1. As palavras têm uma origem, percorrem um caminho e constroem uma história.
Sucede que, não raramente e como notou Ludwig Wittgenstein, o seu significado é tomado não a partir da sua génese, mas a partir do uso que lhe é dado ao longo do tempo.
Católico tornou-se indicador de parcela. Designa uma parte dos crentes e dos cristãos: aqueles que seguem o Bispo de Roma.
Sucede que, etimologicamente, católico evoca não uma parte mas o todo.
O primeiro a empregar este conceito terá sido Aristóteles, na sua célebre Metafísica.
Aí defende que a verdade é católica. Está na totalidade. Hegel e von Balthasar repetiram este ensinamento nas suas obras.
Decompondo a palavra, verificamos que católico vem de kath olon, isto é, segundo o todo.
2. Importa ter presente que esta totalidade não pode ser vista apenas a partir da presença. Ela tem de incluir também (e cada vez mais) a participação e a abertura.
Concretizando, isto significa que a Igreja é católica não somente quando está em toda a terra.
Ela torna-se católica quando acolhe todas as perspectivas, todas as preocupações e todos os contributos.
Neste sentido, ser católico é mais do que pertencer a uma comunidade. É, acima de tudo, contribuir para uma fundamental unidade de todo o género humano.
Não se trata do nós diante do eles. Trata-se, no fundo, de uma consciência activa de pertença à comum humanidade.
Não está em risco a identidade. Ser católico é aceitar uma identificação. Mas, como bem adverte Timothy Radcliffe, não é uma identificação com base na exclusão.
Como pode defender a exclusão quem se apregoa discípulo de alguém que deu a vida por todos?
3. É preciso voltar às origens. Não para nelas estacionar, mas para delas voltar a partir.
Não basta uma alteração nas formas de agir. É necessária uma mudança de paradigma.
A Igreja tende a ver-se a partir de um centro (Roma). É importante que ela se reveja a partir da sua fonte (Jerusalém).
Na fonte, encontra-se o serviço, não o poder. A Igreja, como destaca Santos Sabugal, assenta num modelo fontal (Jesus, o Servo) e num modelo paradigmático (Maria, a Serva).
Na hora que passa, o serviço à paz desponta como a maior prioridade.

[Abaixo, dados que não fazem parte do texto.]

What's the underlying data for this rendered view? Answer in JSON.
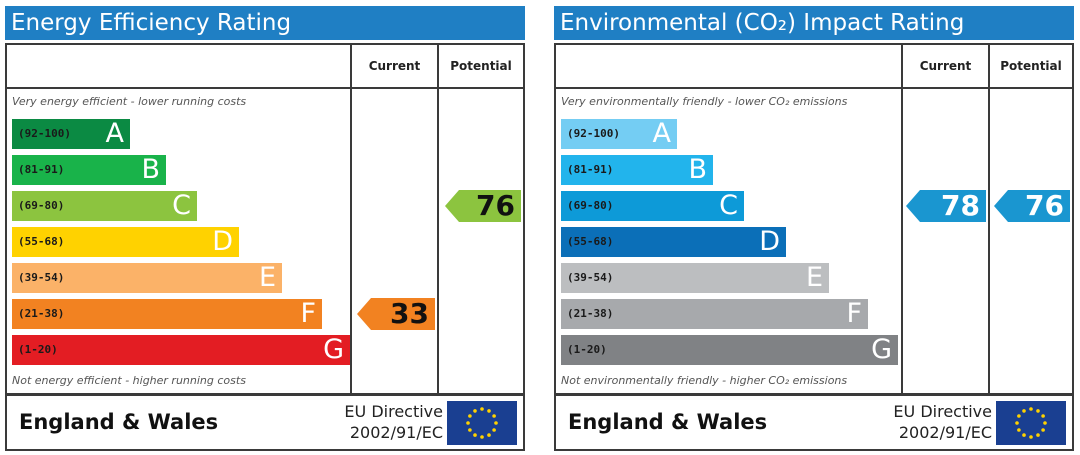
{
  "chart_data": [
    {
      "type": "bar",
      "title": "Energy Efficiency Rating",
      "column_headers": [
        "Current",
        "Potential"
      ],
      "top_note": "Very energy efficient - lower running costs",
      "bottom_note": "Not energy efficient - higher running costs",
      "bands": [
        {
          "range": "(92-100)",
          "letter": "A",
          "color": "#0b8a43",
          "value": 1
        },
        {
          "range": "(81-91)",
          "letter": "B",
          "color": "#19b34a",
          "value": 2
        },
        {
          "range": "(69-80)",
          "letter": "C",
          "color": "#8cc43f",
          "value": 3
        },
        {
          "range": "(55-68)",
          "letter": "D",
          "color": "#ffd200",
          "value": 4
        },
        {
          "range": "(39-54)",
          "letter": "E",
          "color": "#fbb268",
          "value": 5
        },
        {
          "range": "(21-38)",
          "letter": "F",
          "color": "#f28221",
          "value": 6
        },
        {
          "range": "(1-20)",
          "letter": "G",
          "color": "#e31d23",
          "value": 7
        }
      ],
      "current": {
        "value": "33",
        "band": "F",
        "color": "#f28221",
        "text_color": "#111111"
      },
      "potential": {
        "value": "76",
        "band": "C",
        "color": "#8cc43f",
        "text_color": "#111111"
      },
      "footer": {
        "region": "England & Wales",
        "directive_line1": "EU Directive",
        "directive_line2": "2002/91/EC"
      }
    },
    {
      "type": "bar",
      "title": "Environmental (CO₂) Impact Rating",
      "column_headers": [
        "Current",
        "Potential"
      ],
      "top_note": "Very environmentally friendly - lower CO₂ emissions",
      "bottom_note": "Not environmentally friendly - higher CO₂ emissions",
      "bands": [
        {
          "range": "(92-100)",
          "letter": "A",
          "color": "#74cdf3",
          "value": 1
        },
        {
          "range": "(81-91)",
          "letter": "B",
          "color": "#22b4ec",
          "value": 2
        },
        {
          "range": "(69-80)",
          "letter": "C",
          "color": "#0d9ad8",
          "value": 3
        },
        {
          "range": "(55-68)",
          "letter": "D",
          "color": "#0b6fb8",
          "value": 4
        },
        {
          "range": "(39-54)",
          "letter": "E",
          "color": "#bcbec0",
          "value": 5
        },
        {
          "range": "(21-38)",
          "letter": "F",
          "color": "#a7a9ac",
          "value": 6
        },
        {
          "range": "(1-20)",
          "letter": "G",
          "color": "#808285",
          "value": 7
        }
      ],
      "current": {
        "value": "78",
        "band": "C",
        "color": "#1a96d0",
        "text_color": "#ffffff"
      },
      "potential": {
        "value": "76",
        "band": "C",
        "color": "#1a96d0",
        "text_color": "#ffffff"
      },
      "footer": {
        "region": "England & Wales",
        "directive_line1": "EU Directive",
        "directive_line2": "2002/91/EC"
      }
    }
  ]
}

Daí a necessidade de um encontro verdadeiramente católico em Jerusalém.
4. Poderia começar por um encontro de católicos, de representantes de todas as comunidades, de todas as tendências, de todas as sensibilidades.
Deveria alargar-se, num segundo momento, a todos os cristãos, desbravando caminho para uma unidade sem uniformidade.
E, finalmente, tal encontro haveria de congregar todas as religiões.
A paz do mundo, como incansavelmente tem recordado Hans Küng, não se obtém sem a paz entre todas as religiões.
Ainda subsistem muitas clivagens entre os credos. Grande parte das guerras tem uma fractura de índole religiosa.
A cidade que o profeta entrevia como agregadora de todos os povos (cf. Is 2, 2-5) pode oferecer uma perspectiva holística que integre os pontos de vista demasiado atomísticos que teimam em cavar divisões.
Até agora, temos olhado o todo a partir das partes. Impõe-se que nos habituemos, a partir de agora, a contemplar as partes a partir do todo.
A verdade é integradora e, por isso, conciliadora e pacificante.
É no todo (e em todos) que a verdade nos visita. Insistir nos pontos de vista parciais, quando em causa está a totalidade, é perder tempo e desperdiçar oportunidades.
Para tal, é urgente acentuar as convergências e saber conviver com as diferenças.
Respeitando as diversas tradições, é bom que haja uma sobriedade no apelo a leis, normas e cânones.
Basta um mandamento, aquele que Jesus nos legou: «Amai-vos uns aos outros» (Jo 13, 14).
Haverá algo mais totalizante, mais universal e, portanto, mais católico que o amor?